After opening below the dotted line, the Indian stock market indices witnessed some momentum in the morning session. However, with the earthquake in Japan and sustained worries over crude and food prices, stocks moved further into negative territory. While the BSE-Sensex closed 154 points lower (a 0.8% decline), the NSE-Nifty closed lower by 49 points (down 0.9%). The BSE Midcap and the BSE Small cap indices, however were worse off. They were both trading over 1% lower. Regarding the sectoral indices, metal and IT stocks saw declines. However oil and gas stocks did see some gains, while FMCG stocks remained flat.
As regards major global stock markets, all Asian indices were trading in the negative zone. The 8.9 magnitude earthquake and the subsequent tsunami in Japan sent stocks plummeting in the region. The Japanese stock market was the worst hit, falling 1.7%. All European indices also opened in the red. The rupee was trading at Rs 45.28 to the dollar at the time of writing.
In some relief to soaring oil prices, the government is likely to consider the abolition of a 5% customs duty on crude oil. This is in case prices continue move upwards to June 2008 levels. The price of Indian basket of crude stood at around US$ 129 per barrel in June 2008. On Feb 28 2011 (the day of the budget) the price of the basket of crude oil stood at US$ 109.6 per barrel. But oil prices are not seeing any signs of cool off due to continued unrest in the Middle East. Duty on crude contributes around 20% to the customs revenue kitty. If this is abolished, it will impact revenue collections significantly. Rising prices of this natural resource is already putting a huge burden on domestic oil marketing companies(OMCs). So far only petroleum has been deregulated, with other fuels are still subject to government control.

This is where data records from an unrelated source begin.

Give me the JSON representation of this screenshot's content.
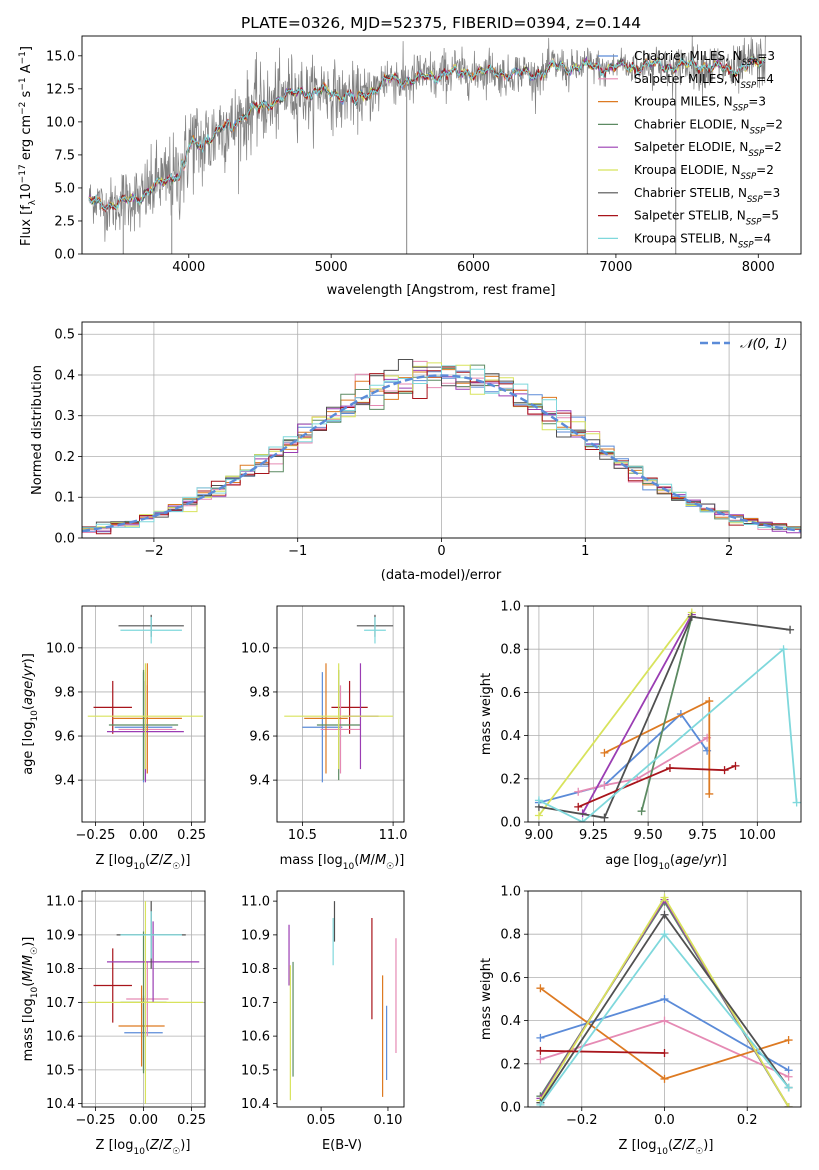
{
  "colors": {
    "Chabrier MILES": "#5b8bd8",
    "Salpeter MILES": "#e58ab4",
    "Kroupa MILES": "#dd7a22",
    "Chabrier ELODIE": "#5c8a62",
    "Salpeter ELODIE": "#9a3db3",
    "Kroupa ELODIE": "#d8e35c",
    "Chabrier STELIB": "#505050",
    "Salpeter STELIB": "#a8141b",
    "Kroupa STELIB": "#7fd8dc",
    "data": "#808080",
    "normal": "#5b8bd8"
  },
  "chart_data": [
    {
      "type": "line",
      "id": "spectrum",
      "title": "PLATE=0326, MJD=52375, FIBERID=0394, z=0.144",
      "xlabel": "wavelength [Angstrom, rest frame]",
      "ylabel": "Flux [fλ10⁻¹⁷ erg cm⁻² s⁻¹ A⁻¹]",
      "xlim": [
        3250,
        8300
      ],
      "ylim": [
        0,
        16.5
      ],
      "xticks": [
        "4000",
        "5000",
        "6000",
        "7000",
        "8000"
      ],
      "yticks": [
        "0.0",
        "2.5",
        "5.0",
        "7.5",
        "10.0",
        "12.5",
        "15.0"
      ],
      "grid": false,
      "legend_position": "top-right",
      "legend": [
        {
          "name": "Chabrier MILES",
          "sub": "SSP",
          "n": "3"
        },
        {
          "name": "Salpeter MILES",
          "sub": "SSP",
          "n": "4"
        },
        {
          "name": "Kroupa MILES",
          "sub": "SSP",
          "n": "3"
        },
        {
          "name": "Chabrier ELODIE",
          "sub": "SSP",
          "n": "2"
        },
        {
          "name": "Salpeter ELODIE",
          "sub": "SSP",
          "n": "2"
        },
        {
          "name": "Kroupa ELODIE",
          "sub": "SSP",
          "n": "2"
        },
        {
          "name": "Chabrier STELIB",
          "sub": "SSP",
          "n": "3"
        },
        {
          "name": "Salpeter STELIB",
          "sub": "SSP",
          "n": "5"
        },
        {
          "name": "Kroupa STELIB",
          "sub": "SSP",
          "n": "4"
        }
      ],
      "continuum": [
        [
          3300,
          4.0
        ],
        [
          3500,
          3.7
        ],
        [
          3700,
          4.6
        ],
        [
          3900,
          6.0
        ],
        [
          4000,
          8.0
        ],
        [
          4200,
          9.2
        ],
        [
          4400,
          10.6
        ],
        [
          4600,
          11.6
        ],
        [
          4800,
          12.4
        ],
        [
          5000,
          12.2
        ],
        [
          5200,
          11.8
        ],
        [
          5400,
          13.2
        ],
        [
          5600,
          13.2
        ],
        [
          5800,
          13.7
        ],
        [
          6000,
          13.8
        ],
        [
          6200,
          13.7
        ],
        [
          6400,
          13.6
        ],
        [
          6600,
          14.1
        ],
        [
          6800,
          14.2
        ],
        [
          7000,
          14.1
        ],
        [
          7200,
          14.3
        ],
        [
          7400,
          14.2
        ],
        [
          7600,
          14.3
        ],
        [
          7800,
          13.9
        ],
        [
          8050,
          14.6
        ]
      ],
      "observed_noise_sigma": [
        [
          3300,
          0.8
        ],
        [
          4000,
          1.8
        ],
        [
          5000,
          1.2
        ],
        [
          6000,
          0.8
        ],
        [
          7000,
          0.6
        ],
        [
          8000,
          1.0
        ]
      ],
      "bad_pixels_wavelength": [
        3540,
        3880,
        5530,
        6800,
        7420
      ]
    },
    {
      "type": "step",
      "id": "residuals",
      "xlabel": "(data-model)/error",
      "ylabel": "Normed distribution",
      "xlim": [
        -2.5,
        2.5
      ],
      "ylim": [
        0,
        0.53
      ],
      "xticks": [
        "−2",
        "−1",
        "0",
        "1",
        "2"
      ],
      "yticks": [
        "0.0",
        "0.1",
        "0.2",
        "0.3",
        "0.4",
        "0.5"
      ],
      "grid": true,
      "bin_width": 0.1,
      "legend_position": "top-right",
      "legend": "𝒩(0, 1)",
      "reference_curve": "normal(0,1)"
    },
    {
      "type": "scatter",
      "id": "z-age",
      "xlabel": "Z [log₁₀(Z/Z☉)]",
      "ylabel": "age  [log₁₀(age/yr)]",
      "xlim": [
        -0.32,
        0.32
      ],
      "ylim": [
        9.21,
        10.19
      ],
      "xticks": [
        "−0.25",
        "0.00",
        "0.25"
      ],
      "yticks": [
        "9.4",
        "9.6",
        "9.8",
        "10.0"
      ],
      "grid": true,
      "points": [
        {
          "series": "Salpeter STELIB",
          "x": -0.16,
          "y": 9.73,
          "xerr": 0.1,
          "yerr": 0.12
        },
        {
          "series": "Chabrier MILES",
          "x": 0.0,
          "y": 9.64,
          "xerr": 0.15,
          "yerr": 0.25
        },
        {
          "series": "Salpeter MILES",
          "x": 0.02,
          "y": 9.63,
          "xerr": 0.15,
          "yerr": 0.2
        },
        {
          "series": "Kroupa MILES",
          "x": 0.02,
          "y": 9.68,
          "xerr": 0.18,
          "yerr": 0.25
        },
        {
          "series": "Chabrier ELODIE",
          "x": 0.0,
          "y": 9.65,
          "xerr": 0.18,
          "yerr": 0.25
        },
        {
          "series": "Salpeter ELODIE",
          "x": 0.01,
          "y": 9.62,
          "xerr": 0.2,
          "yerr": 0.23
        },
        {
          "series": "Kroupa ELODIE",
          "x": 0.01,
          "y": 9.69,
          "xerr": 0.3,
          "yerr": 0.24
        },
        {
          "series": "Chabrier STELIB",
          "x": 0.04,
          "y": 10.1,
          "xerr": 0.17,
          "yerr": 0.05
        },
        {
          "series": "Kroupa STELIB",
          "x": 0.04,
          "y": 10.08,
          "xerr": 0.16,
          "yerr": 0.06
        }
      ]
    },
    {
      "type": "scatter",
      "id": "mass-age",
      "xlabel": "mass [log₁₀(M/M☉)]",
      "ylabel": "",
      "xlim": [
        10.36,
        11.06
      ],
      "ylim": [
        9.21,
        10.19
      ],
      "xticks": [
        "10.5",
        "11.0"
      ],
      "yticks": [
        "9.4",
        "9.6",
        "9.8",
        "10.0"
      ],
      "grid": true,
      "points": [
        {
          "series": "Salpeter STELIB",
          "x": 10.76,
          "y": 9.73,
          "xerr": 0.1,
          "yerr": 0.12
        },
        {
          "series": "Chabrier MILES",
          "x": 10.61,
          "y": 9.64,
          "xerr": 0.11,
          "yerr": 0.25
        },
        {
          "series": "Salpeter MILES",
          "x": 10.71,
          "y": 9.63,
          "xerr": 0.11,
          "yerr": 0.2
        },
        {
          "series": "Kroupa MILES",
          "x": 10.63,
          "y": 9.68,
          "xerr": 0.12,
          "yerr": 0.25
        },
        {
          "series": "Chabrier ELODIE",
          "x": 10.7,
          "y": 9.65,
          "xerr": 0.12,
          "yerr": 0.25
        },
        {
          "series": "Salpeter ELODIE",
          "x": 10.82,
          "y": 9.69,
          "xerr": 0.1,
          "yerr": 0.24
        },
        {
          "series": "Kroupa ELODIE",
          "x": 10.7,
          "y": 9.69,
          "xerr": 0.3,
          "yerr": 0.24
        },
        {
          "series": "Chabrier STELIB",
          "x": 10.9,
          "y": 10.1,
          "xerr": 0.1,
          "yerr": 0.05
        },
        {
          "series": "Kroupa STELIB",
          "x": 10.9,
          "y": 10.08,
          "xerr": 0.06,
          "yerr": 0.06
        }
      ]
    },
    {
      "type": "line",
      "id": "age-weight",
      "xlabel": "age  [log₁₀(age/yr)]",
      "ylabel": "mass weight",
      "xlim": [
        8.95,
        10.2
      ],
      "ylim": [
        0,
        1
      ],
      "xticks": [
        "9.00",
        "9.25",
        "9.50",
        "9.75",
        "10.00"
      ],
      "yticks": [
        "0.0",
        "0.2",
        "0.4",
        "0.6",
        "0.8",
        "1.0"
      ],
      "grid": true,
      "series": [
        {
          "name": "Chabrier MILES",
          "x": [
            9.0,
            9.3,
            9.65,
            9.77
          ],
          "y": [
            0.09,
            0.17,
            0.5,
            0.33
          ]
        },
        {
          "name": "Salpeter MILES",
          "x": [
            9.18,
            9.3,
            9.45,
            9.77
          ],
          "y": [
            0.14,
            0.17,
            0.2,
            0.39
          ]
        },
        {
          "name": "Kroupa MILES",
          "x": [
            9.3,
            9.78,
            9.78
          ],
          "y": [
            0.32,
            0.56,
            0.13
          ]
        },
        {
          "name": "Chabrier ELODIE",
          "x": [
            9.47,
            9.7
          ],
          "y": [
            0.05,
            0.95
          ]
        },
        {
          "name": "Salpeter ELODIE",
          "x": [
            9.2,
            9.7
          ],
          "y": [
            0.04,
            0.96
          ]
        },
        {
          "name": "Kroupa ELODIE",
          "x": [
            9.0,
            9.7
          ],
          "y": [
            0.03,
            0.97
          ]
        },
        {
          "name": "Chabrier STELIB",
          "x": [
            9.0,
            9.3,
            9.7,
            10.15
          ],
          "y": [
            0.07,
            0.02,
            0.95,
            0.89
          ]
        },
        {
          "name": "Salpeter STELIB",
          "x": [
            9.18,
            9.6,
            9.85,
            9.9
          ],
          "y": [
            0.07,
            0.25,
            0.24,
            0.26
          ]
        },
        {
          "name": "Kroupa STELIB",
          "x": [
            9.0,
            9.2,
            10.12,
            10.18
          ],
          "y": [
            0.1,
            0.0,
            0.8,
            0.09
          ]
        }
      ]
    },
    {
      "type": "scatter",
      "id": "z-mass",
      "xlabel": "Z [log₁₀(Z/Z☉)]",
      "ylabel": "mass [log₁₀(M/M☉)]",
      "xlim": [
        -0.32,
        0.32
      ],
      "ylim": [
        10.39,
        11.03
      ],
      "xticks": [
        "−0.25",
        "0.00",
        "0.25"
      ],
      "yticks": [
        "10.4",
        "10.5",
        "10.6",
        "10.7",
        "10.8",
        "10.9",
        "11.0"
      ],
      "grid": true,
      "points": [
        {
          "series": "Salpeter STELIB",
          "x": -0.16,
          "y": 10.75,
          "xerr": 0.1,
          "yerr": 0.11
        },
        {
          "series": "Chabrier MILES",
          "x": 0.0,
          "y": 10.61,
          "xerr": 0.1,
          "yerr": 0.11
        },
        {
          "series": "Salpeter MILES",
          "x": 0.02,
          "y": 10.71,
          "xerr": 0.11,
          "yerr": 0.11
        },
        {
          "series": "Kroupa MILES",
          "x": -0.01,
          "y": 10.63,
          "xerr": 0.12,
          "yerr": 0.12
        },
        {
          "series": "Chabrier ELODIE",
          "x": 0.0,
          "y": 10.7,
          "xerr": 0.12,
          "yerr": 0.21
        },
        {
          "series": "Salpeter ELODIE",
          "x": 0.05,
          "y": 10.82,
          "xerr": 0.24,
          "yerr": 0.12
        },
        {
          "series": "Kroupa ELODIE",
          "x": 0.01,
          "y": 10.7,
          "xerr": 0.3,
          "yerr": 0.3
        },
        {
          "series": "Chabrier STELIB",
          "x": 0.04,
          "y": 10.9,
          "xerr": 0.18,
          "yerr": 0.1
        },
        {
          "series": "Kroupa STELIB",
          "x": 0.04,
          "y": 10.9,
          "xerr": 0.16,
          "yerr": 0.07
        }
      ]
    },
    {
      "type": "errorbar",
      "id": "ebv-mass",
      "xlabel": "E(B-V)",
      "ylabel": "",
      "xlim": [
        0.017,
        0.112
      ],
      "ylim": [
        10.39,
        11.03
      ],
      "xticks": [
        "0.05",
        "0.10"
      ],
      "yticks": [
        "10.4",
        "10.5",
        "10.6",
        "10.7",
        "10.8",
        "10.9",
        "11.0"
      ],
      "grid": false,
      "points": [
        {
          "series": "Salpeter ELODIE",
          "x": 0.026,
          "y": 10.84,
          "yerr": 0.09
        },
        {
          "series": "Kroupa ELODIE",
          "x": 0.027,
          "y": 10.61,
          "yerr": 0.2
        },
        {
          "series": "Chabrier ELODIE",
          "x": 0.029,
          "y": 10.65,
          "yerr": 0.17
        },
        {
          "series": "Kroupa STELIB",
          "x": 0.059,
          "y": 10.88,
          "yerr": 0.07
        },
        {
          "series": "Chabrier STELIB",
          "x": 0.06,
          "y": 10.94,
          "yerr": 0.06
        },
        {
          "series": "Salpeter STELIB",
          "x": 0.088,
          "y": 10.8,
          "yerr": 0.15
        },
        {
          "series": "Kroupa MILES",
          "x": 0.096,
          "y": 10.6,
          "yerr": 0.18
        },
        {
          "series": "Chabrier MILES",
          "x": 0.099,
          "y": 10.58,
          "yerr": 0.11
        },
        {
          "series": "Salpeter MILES",
          "x": 0.106,
          "y": 10.72,
          "yerr": 0.17
        }
      ]
    },
    {
      "type": "line",
      "id": "z-weight",
      "xlabel": "Z [log₁₀(Z/Z☉)]",
      "ylabel": "mass weight",
      "xlim": [
        -0.33,
        0.33
      ],
      "ylim": [
        0,
        1
      ],
      "xticks": [
        "−0.2",
        "0.0",
        "0.2"
      ],
      "yticks": [
        "0.0",
        "0.2",
        "0.4",
        "0.6",
        "0.8",
        "1.0"
      ],
      "grid": true,
      "series": [
        {
          "name": "Chabrier MILES",
          "x": [
            -0.3,
            0.0,
            0.3
          ],
          "y": [
            0.32,
            0.5,
            0.17
          ]
        },
        {
          "name": "Salpeter MILES",
          "x": [
            -0.3,
            0.0,
            0.3
          ],
          "y": [
            0.22,
            0.4,
            0.14
          ]
        },
        {
          "name": "Kroupa MILES",
          "x": [
            -0.3,
            0.0,
            0.3
          ],
          "y": [
            0.55,
            0.13,
            0.31
          ]
        },
        {
          "name": "Chabrier ELODIE",
          "x": [
            -0.3,
            0.0,
            0.3
          ],
          "y": [
            0.05,
            0.95,
            0.0
          ]
        },
        {
          "name": "Salpeter ELODIE",
          "x": [
            -0.3,
            0.0,
            0.3
          ],
          "y": [
            0.04,
            0.96,
            0.0
          ]
        },
        {
          "name": "Kroupa ELODIE",
          "x": [
            -0.3,
            0.0,
            0.3
          ],
          "y": [
            0.03,
            0.97,
            0.0
          ]
        },
        {
          "name": "Chabrier STELIB",
          "x": [
            -0.3,
            0.0,
            0.3
          ],
          "y": [
            0.02,
            0.89,
            0.09
          ]
        },
        {
          "name": "Salpeter STELIB",
          "x": [
            -0.3,
            0.0
          ],
          "y": [
            0.26,
            0.25
          ]
        },
        {
          "name": "Kroupa STELIB",
          "x": [
            -0.3,
            0.0,
            0.3
          ],
          "y": [
            0.01,
            0.8,
            0.09
          ]
        }
      ]
    }
  ]
}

BHEL was one of the top losers in the Sensex today. This is possibly on the back of news that the company may miss its order growth target of Rs 600 bn (US$ 13.2 bn) in its order book for the current fiscal. The engineering company is facing some slowdown in domestic orders. BHEL is hoping to see some large contracts come in by March end, as its customers rush to meet their budgeted spending for the year. However, it may see some of these get pushed into FY12. The company bagged new orders worth Rs 360 bn in 9mFY11. It had an order backlog of Rs 1.6 trillion at the end of December 2010. It is a small comfort that its closest rival L&T had earlier warned that it also may not be able to meet its order book target for the year. Slower mobilization of funds for capex was one of the key reasons for the same.